Conviene recordar previamente el contenido del artículo 353.1 LSC (Valoración de las participaciones o de las acciones del socio): “A falta de acuerdo entre la sociedad y el socio sobre el valor razonable de las participaciones sociales o de las acciones, o sobre la persona o personas que hayan de valorarlas y el procedimiento a seguir para su valoración, serán valoradas por un experto independiente, designado por el registrador mercantil del domicilio social a solicitud de la sociedad o de cualquiera de los socios titulares de las participaciones o de las acciones objeto de valoración“.

Ante la comunicación del ejercicio del derecho de separación por parte de una socia y la falta de respuesta de la sociedad se activa el procedimiento previsto en el artículo mencionado. Me parece interesante señalar las fechas: julio, noviembre, diciembre … que indican una pasividad de la sociedad que desde luego no da credibilidad a algunos de sus argumentos.

La socia notificó a la sociedad mediante burofax de fecha 18 de julio de 2017, el ejercicio de su derecho de separación de conformidad con el artículo 348 bis LSC, en cuya notificación solicita la convocatoria de junta, de conformidad con el artículo 168 LSC, al objeto de proceder a la negociación sobre el valor de las participaciones.

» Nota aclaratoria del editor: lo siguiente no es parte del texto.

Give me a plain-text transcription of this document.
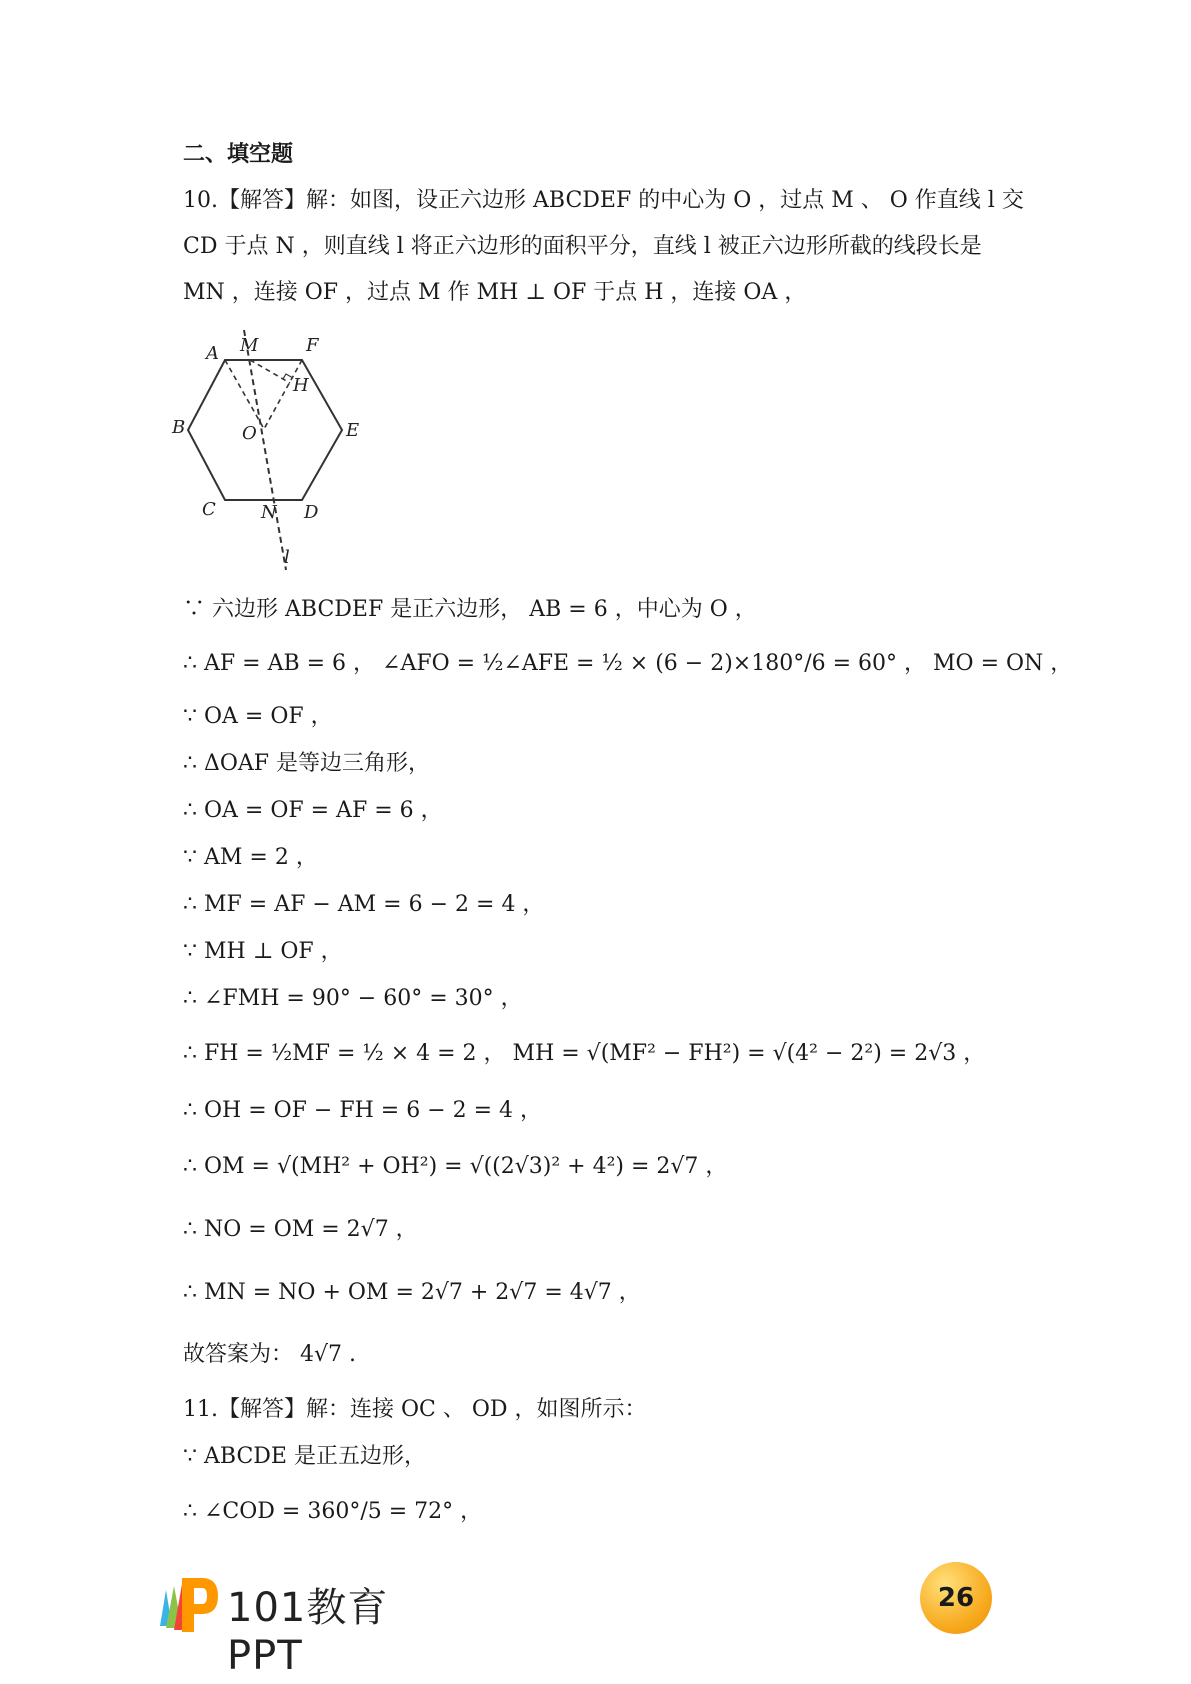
二、填空题
10.【解答】解：如图，设正六边形 ABCDEF 的中心为 O ，过点 M 、 O 作直线 l 交
CD 于点 N ，则直线 l 将正六边形的面积平分，直线 l 被正六边形所截的线段长是
MN ，连接 OF ，过点 M 作 MH ⊥ OF 于点 H ，连接 OA ，
A M	F
H
B	O	E
C	N D
l
∵ 六边形 ABCDEF 是正六边形， AB = 6 ，中心为 O ，
∴ AF = AB = 6 ， ∠AFO = ½∠AFE = ½ × (6 − 2)×180°/6 = 60° ， MO = ON ，
∵ OA = OF ，
∴ ΔOAF 是等边三角形，
∴ OA = OF = AF = 6 ，
∵ AM = 2 ，
∴ MF = AF − AM = 6 − 2 = 4 ，
∵ MH ⊥ OF ，
∴ ∠FMH = 90° − 60° = 30° ，
∴ FH = ½MF = ½ × 4 = 2 ， MH = √(MF² − FH²) = √(4² − 2²) = 2√3 ，
∴ OH = OF − FH = 6 − 2 = 4 ，
∴ OM = √(MH² + OH²) = √((2√3)² + 4²) = 2√7 ，
∴ NO = OM = 2√7 ，
∴ MN = NO + OM = 2√7 + 2√7 = 4√7 ，
故答案为： 4√7 .
11.【解答】解：连接 OC 、 OD ，如图所示：
∵ ABCDE 是正五边形，
∴ ∠COD = 360°/5 = 72° ，
101教育PPT
26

En fecha 6 de noviembre de 2017,  reitera la notificación de ejercicio del derecho de separación y hace una propuesta de valoración de sus participaciones en la sociedad, advirtiendo que de no recibir respuesta continuará el procedimiento establecido en la LSC. […] Presentó un escrito de fecha 11 de diciembre de 2017, dirigido al Registro Mercantil de Alicante […] en el que solicitó, al amparo del artículo 353 LSC y como socia de «Frutas la Ballena, S.L.», el nombramiento de un experto para que proceda a la determinación del valor razonable de las acciones participaciones (sic) como consecuencia del ejercicio de su derecho de separación

La solicitud fue contestada en primer término, con algún argumento ciertamente endeble (la excusa para la no celebración de la junta, por ejemplo)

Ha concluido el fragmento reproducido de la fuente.